There are different ways to get the assets you want in a divorce. In some cases, as long as your former spouse isn’t fighting for the same assets, you may be able to come to agreement about how to split your more valuable assets, like investment properties and vehicles. Attending mediation with your attorney, your ex and his or her attorney could yield a workable compromise to the asset division process. Being willing to compromise on certain terms can get you the assets you want. If you can’t agree, you may have to go to court and hope for the best outcome to asset division.

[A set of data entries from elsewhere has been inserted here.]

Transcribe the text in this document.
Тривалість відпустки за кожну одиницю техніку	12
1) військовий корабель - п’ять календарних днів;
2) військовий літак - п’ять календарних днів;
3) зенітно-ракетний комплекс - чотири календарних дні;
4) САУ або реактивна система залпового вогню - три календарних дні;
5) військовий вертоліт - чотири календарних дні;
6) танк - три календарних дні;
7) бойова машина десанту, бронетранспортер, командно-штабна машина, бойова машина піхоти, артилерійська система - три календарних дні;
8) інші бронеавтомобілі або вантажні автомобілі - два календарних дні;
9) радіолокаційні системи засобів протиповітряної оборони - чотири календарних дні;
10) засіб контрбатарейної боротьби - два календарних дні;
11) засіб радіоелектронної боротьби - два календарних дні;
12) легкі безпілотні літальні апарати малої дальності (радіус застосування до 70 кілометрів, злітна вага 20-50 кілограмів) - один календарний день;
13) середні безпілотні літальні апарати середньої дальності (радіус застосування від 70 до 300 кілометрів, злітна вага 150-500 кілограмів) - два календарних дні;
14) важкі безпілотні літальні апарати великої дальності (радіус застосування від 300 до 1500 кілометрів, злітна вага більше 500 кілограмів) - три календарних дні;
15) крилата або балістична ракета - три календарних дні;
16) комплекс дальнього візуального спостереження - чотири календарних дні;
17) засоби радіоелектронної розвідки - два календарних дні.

How asset division works in Tennessee
Tennessee is what gets called an “equitable distribution” state. That means that when you go through a divorce, the judge overseeing the process will try to split the marital assets in a fair and equitable manner. Sometimes, that does not mean an even split. Marital assets are generally any assets accrued during the marriage. They can be anything, from the home you lived in to your former spouse’s retirement accounts to a vacation home or cottage.
You have to submit a list of all assets and debts to the courts to help them determine how to fairly split them. Unless one spouse owned the assets prior to the marriage, the property belongs to both spouses, regardless of whose money made the purchase.
If you file an uncontested divorce and do not have children, you and your former spouse may be able to make your own decisions about asset division. If you have children or cannot find a workable compromise, a judge will handle the asset division process. If that happens, you may not receive the assets you want most during the divorce. Your best hope is to advise the court of your wishes and preferences. In the case of a second or vacation home that is marital property, the courts will most likely order the home to be sold and the proceeds to be split between spouses.
You could, theoretically, offset the amount represented by the home by surrendering other assets in exchange for it. It remains up to the courts (and potentially your former spouse) to decide if that arrangement is acceptable.